First, artificial intelligence is entering a phase where it is translating into actual performance. The global economy is currently in the midst of the fourth technological revolution, characterized by the widespread application of AI. Leading companies, exemplified by Nvidia, are gradually transitioning from a phase of "exceeding expectations" to one where "revenue and profits are materializing." Applications of AI agents are progressively being implemented, potentially approaching a critical inflection point that could drive a new round of industrial upgrading.

Last year, technology stocks performed prominently in the A-share market. While they may not be the sole focus this year, they remain an important sector. However, the difficulty of investing in this area has increased noticeably, with significant gains in some individual stocks creating potential profit-taking pressure. Investors should be wary of substantial volatility following speculative rallies and should instead return to fundamental analysis, focusing on order books and performance validation.

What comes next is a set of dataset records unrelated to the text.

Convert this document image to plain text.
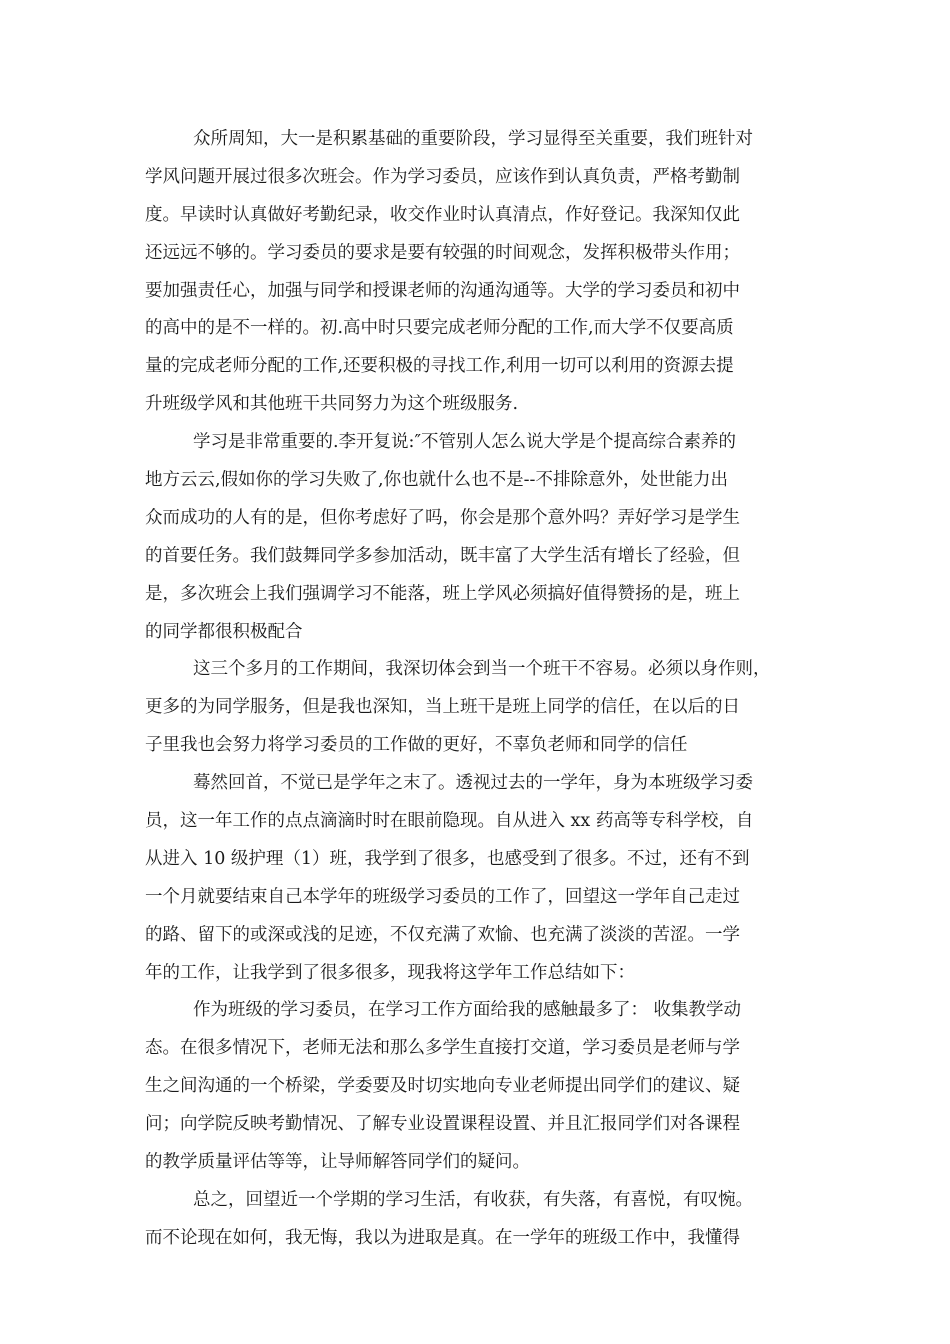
众所周知，大一是积累基础的重要阶段，学习显得至关重要，我们班针对
学风问题开展过很多次班会。作为学习委员，应该作到认真负责，严格考勤制
度。早读时认真做好考勤纪录，收交作业时认真清点，作好登记。我深知仅此
还远远不够的。学习委员的要求是要有较强的时间观念，发挥积极带头作用；
要加强责任心，加强与同学和授课老师的沟通沟通等。大学的学习委员和初中
的高中的是不一样的。初.高中时只要完成老师分配的工作,而大学不仅要高质
量的完成老师分配的工作,还要积极的寻找工作,利用一切可以利用的资源去提
升班级学风和其他班干共同努力为这个班级服务.
学习是非常重要的.李开复说:″不管别人怎么说大学是个提高综合素养的
地方云云,假如你的学习失败了,你也就什么也不是--不排除意外，处世能力出
众而成功的人有的是，但你考虑好了吗，你会是那个意外吗？弄好学习是学生
的首要任务。我们鼓舞同学多参加活动，既丰富了大学生活有增长了经验，但
是，多次班会上我们强调学习不能落，班上学风必须搞好值得赞扬的是，班上
的同学都很积极配合
这三个多月的工作期间，我深切体会到当一个班干不容易。必须以身作则，
更多的为同学服务，但是我也深知，当上班干是班上同学的信任，在以后的日
子里我也会努力将学习委员的工作做的更好，不辜负老师和同学的信任
蓦然回首，不觉已是学年之末了。透视过去的一学年，身为本班级学习委
员，这一年工作的点点滴滴时时在眼前隐现。自从进入 xx 药高等专科学校，自
从进入 10 级护理（1）班，我学到了很多，也感受到了很多。不过，还有不到
一个月就要结束自己本学年的班级学习委员的工作了，回望这一学年自己走过
的路、留下的或深或浅的足迹，不仅充满了欢愉、也充满了淡淡的苦涩。一学
年的工作，让我学到了很多很多，现我将这学年工作总结如下：
作为班级的学习委员，在学习工作方面给我的感触最多了： 收集教学动
态。在很多情况下，老师无法和那么多学生直接打交道，学习委员是老师与学
生之间沟通的一个桥梁，学委要及时切实地向专业老师提出同学们的建议、疑
问；向学院反映考勤情况、了解专业设置课程设置、并且汇报同学们对各课程
的教学质量评估等等，让导师解答同学们的疑问。
总之，回望近一个学期的学习生活，有收获，有失落，有喜悦，有叹惋。
而不论现在如何，我无悔，我以为进取是真。在一学年的班级工作中，我懂得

As 2026 marks the beginning of the "16th Five-Year Plan" period, technological innovation directions are expected to continue receiving policy support. This includes areas such as embodied AI, chips and semiconductors, computing power and algorithms, biomedicine, quantum technology, commercial aerospace, and controlled nuclear fusion. Breakthroughs in key technologies could enable related companies to demonstrate stronger and more sustained performance.

Second, against the backdrop of the AI era, the importance of resource commodities such as non-ferrous metals, chemicals, and crude oil has increased further. Recent changes in the international situation have driven up crude oil prices, while increased U.S. government stockpiling and reserves of non-ferrous metals have also contributed to price increases—a trend likely to continue. In the context of "de-dollarization," prices of precious metals like gold and silver continue to strengthen. As barometers of the macroeconomy, industrial metals like copper and aluminum benefit from economic recovery and rising inflation expectations. Holding precious metal assets with safe-haven attributes helps hedge against currency depreciation and geopolitical risks. The market is currently entering the second phase of a bull market, characterized by significant structural opportunities, making it particularly important to adhere to value investment principles and allocate to quality assets from a medium- to long-term perspective.

Third, the chemical sector is currently showing substantial valuation recovery potential. After a four-year downturn, industry sentiment is at a turning point, with various indicators suggesting a gradual bottoming out. 2026 is expected to welcome a cyclical inflection point. Previously, industry prices were at historically low levels, and stabilization and recovery on the profitability front are expected to drive earnings growth.

Concurrently, accelerated contraction of chemical production capacity in Europe presents an opportunity for Chinese companies, leveraging their scale and cost advantages, to increase their global market share. However, against the backdrop of an overall slowdown in economic growth, the recovery in demand remains uncertain, and there may be periodic fluctuations.

From an investment standpoint, focus can be placed on sub-sectors with strong end-demand and signs of product price increases. Monitoring downstream work resumption rates and inventory replenishment efforts will be key to determining whether the current market upturn can transition from a rebound to a sustained reversal.